Algorithm Comparison

	Token Bucket	Leaky Bucket	Fixed Window	Sliding Window
Burst allowed	Yes (up to capacity)	No (constant rate)	Yes (at boundaries)	No (rolling)
Accuracy	High	High	Low (boundary burst)	High (log) / Good (approx)
Memory	O(1) per client	O(queue size)	O(1) per client	O(requests) or O(1) approx
Complexity	Low	Low	Very low	Medium
Best for	General API limiting	Smooth downstream rate	Simple, non-critical	Strict per-user enforcement

Distributed Rate Limiting

In-process rate limiting (a counter in application memory) breaks when you run multiple server instances — each server tracks its own counter, so a client can send N requests to each of K servers for a total of N×K requests. Distributed rate limiting stores state in a shared store visible to all instances.

Redis-based rate limiting is the industry standard.
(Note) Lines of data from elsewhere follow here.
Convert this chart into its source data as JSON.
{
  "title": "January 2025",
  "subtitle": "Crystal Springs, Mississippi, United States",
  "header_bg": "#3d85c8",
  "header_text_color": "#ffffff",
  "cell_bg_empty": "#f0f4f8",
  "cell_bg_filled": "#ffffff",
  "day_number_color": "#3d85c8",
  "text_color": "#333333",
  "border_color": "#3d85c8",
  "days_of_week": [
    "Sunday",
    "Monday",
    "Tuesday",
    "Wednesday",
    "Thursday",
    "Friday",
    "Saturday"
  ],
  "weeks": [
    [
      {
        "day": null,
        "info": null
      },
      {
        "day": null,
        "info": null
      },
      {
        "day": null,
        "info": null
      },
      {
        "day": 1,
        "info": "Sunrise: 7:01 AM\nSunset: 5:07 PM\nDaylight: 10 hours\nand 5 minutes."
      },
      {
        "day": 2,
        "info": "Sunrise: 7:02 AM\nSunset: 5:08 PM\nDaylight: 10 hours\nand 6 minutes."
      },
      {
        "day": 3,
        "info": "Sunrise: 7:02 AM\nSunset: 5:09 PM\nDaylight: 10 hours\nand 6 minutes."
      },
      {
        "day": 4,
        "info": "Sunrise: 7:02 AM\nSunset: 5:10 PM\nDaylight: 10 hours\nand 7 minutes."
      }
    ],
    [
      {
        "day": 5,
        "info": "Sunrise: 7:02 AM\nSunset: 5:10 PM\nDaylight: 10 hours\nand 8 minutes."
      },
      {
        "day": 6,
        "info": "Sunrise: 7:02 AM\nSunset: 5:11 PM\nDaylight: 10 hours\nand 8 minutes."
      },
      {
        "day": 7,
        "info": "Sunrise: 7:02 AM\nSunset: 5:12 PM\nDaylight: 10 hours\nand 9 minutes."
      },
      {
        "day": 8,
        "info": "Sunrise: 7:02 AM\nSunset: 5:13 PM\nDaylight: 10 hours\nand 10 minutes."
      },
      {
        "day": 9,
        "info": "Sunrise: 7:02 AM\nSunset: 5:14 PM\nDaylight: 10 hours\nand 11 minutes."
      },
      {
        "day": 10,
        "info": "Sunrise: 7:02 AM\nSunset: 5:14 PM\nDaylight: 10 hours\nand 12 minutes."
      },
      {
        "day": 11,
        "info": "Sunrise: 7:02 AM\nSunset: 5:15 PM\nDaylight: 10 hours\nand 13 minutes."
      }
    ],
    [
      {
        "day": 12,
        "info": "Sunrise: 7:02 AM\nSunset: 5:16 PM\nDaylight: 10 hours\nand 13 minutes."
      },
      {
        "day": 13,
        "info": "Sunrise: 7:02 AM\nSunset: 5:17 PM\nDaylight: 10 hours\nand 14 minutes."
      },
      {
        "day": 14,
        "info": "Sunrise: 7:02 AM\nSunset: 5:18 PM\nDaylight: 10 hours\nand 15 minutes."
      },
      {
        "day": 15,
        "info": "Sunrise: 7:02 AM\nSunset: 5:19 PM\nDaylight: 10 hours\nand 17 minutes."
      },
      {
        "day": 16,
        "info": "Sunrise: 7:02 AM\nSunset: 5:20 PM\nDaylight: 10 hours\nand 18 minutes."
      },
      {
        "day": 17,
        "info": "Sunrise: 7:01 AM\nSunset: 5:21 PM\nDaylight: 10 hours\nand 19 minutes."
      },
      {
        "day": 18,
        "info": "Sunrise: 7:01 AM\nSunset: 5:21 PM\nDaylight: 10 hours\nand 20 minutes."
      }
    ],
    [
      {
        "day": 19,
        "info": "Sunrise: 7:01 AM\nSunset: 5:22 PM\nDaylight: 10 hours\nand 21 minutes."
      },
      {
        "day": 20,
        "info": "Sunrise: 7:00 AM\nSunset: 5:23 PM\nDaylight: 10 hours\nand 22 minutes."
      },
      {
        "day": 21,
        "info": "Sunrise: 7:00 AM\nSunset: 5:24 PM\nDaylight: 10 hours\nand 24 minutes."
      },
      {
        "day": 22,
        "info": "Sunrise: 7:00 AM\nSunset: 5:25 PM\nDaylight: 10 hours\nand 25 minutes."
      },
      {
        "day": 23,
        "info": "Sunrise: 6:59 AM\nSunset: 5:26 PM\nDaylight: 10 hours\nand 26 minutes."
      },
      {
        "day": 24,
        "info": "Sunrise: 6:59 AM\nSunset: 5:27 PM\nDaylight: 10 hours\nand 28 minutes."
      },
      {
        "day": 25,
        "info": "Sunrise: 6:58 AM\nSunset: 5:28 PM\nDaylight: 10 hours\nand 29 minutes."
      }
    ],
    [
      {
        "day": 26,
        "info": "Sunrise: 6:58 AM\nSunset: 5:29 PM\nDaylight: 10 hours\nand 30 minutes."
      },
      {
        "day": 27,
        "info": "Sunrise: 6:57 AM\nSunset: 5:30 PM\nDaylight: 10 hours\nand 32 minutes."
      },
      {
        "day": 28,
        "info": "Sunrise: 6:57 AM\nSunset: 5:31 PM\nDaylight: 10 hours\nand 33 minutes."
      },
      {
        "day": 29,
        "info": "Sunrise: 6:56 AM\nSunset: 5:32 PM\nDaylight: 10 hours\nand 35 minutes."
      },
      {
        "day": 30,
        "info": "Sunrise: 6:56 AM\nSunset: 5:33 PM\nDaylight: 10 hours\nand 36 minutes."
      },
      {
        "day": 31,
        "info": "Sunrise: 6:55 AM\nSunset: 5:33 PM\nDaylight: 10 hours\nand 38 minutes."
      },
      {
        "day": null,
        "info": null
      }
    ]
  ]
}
Redis is single-threaded (no race conditions), sub-millisecond latency, and supports atomic operations via Lua scripts or Redis modules.

-- Lua script for atomic token bucket in Redis
local tokens = tonumber(redis.call('GET', KEYS[1]) or ARGV[1])
local now = tonumber(ARGV[2])
local last = tonumber(redis.call('GET', KEYS[2]) or now)
local rate = tonumber(ARGV[3])
local capacity = tonumber(ARGV[4])

local elapsed = now - last
tokens = math.min(capacity, tokens + elapsed * rate)

if tokens >= 1 then
  tokens = tokens - 1
  redis.call('SET', KEYS[1], tokens)
  redis.call('SET', KEYS[2], now)
  return 1  -- allowed
else
  return 0  -- rejected
end

Redis rate limit modules: redis-cell implements token bucket natively as a Redis command (CL.THROTTLE). It handles all the atomic math server-side in a single command.

Rate limiting at the API gateway: Kong, AWS API Gateway, nginx, and most API gateways support rate limiting natively, backed by their own Redis or in-memory stores. This offloads the implementation from application code and centralizes enforcement.

Design Considerations

Return informative headers. Always include X-RateLimit-Limit, X-RateLimit-Remaining, X-RateLimit-Reset, and Retry-After in 429 responses. Well-behaved clients use these to back off gracefully. Without them, clients retry immediately and make the problem worse.
Limit on multiple dimensions. A single global limit is easy to bypass. Layer limits: per IP (for unauthenticated), per API key (for authenticated), per endpoint (expensive endpoints get tighter limits), and per tenant. A client within their per-key limit may still be rate-limited per IP if they share an IP with other abusers.
Distinguish rate limiting from throttling. Rate limiting rejects excess requests immediately (HTTP 429). Throttling queues them and serves them at a reduced rate. Use rate limiting for protection against abuse; use throttling for smoothing bursty legitimate traffic before a capacity-constrained downstream.
Whitelist internal traffic. Internal service-to-service calls shouldn’t hit the same rate limits as external clients. Identify internal traffic by a shared secret header or IP range and bypass or apply higher limits.
Graceful degradation under limit. For user-facing features, consider serving cached or degraded responses rather than raw 429 errors. A search that returns slightly stale results is better than an error page.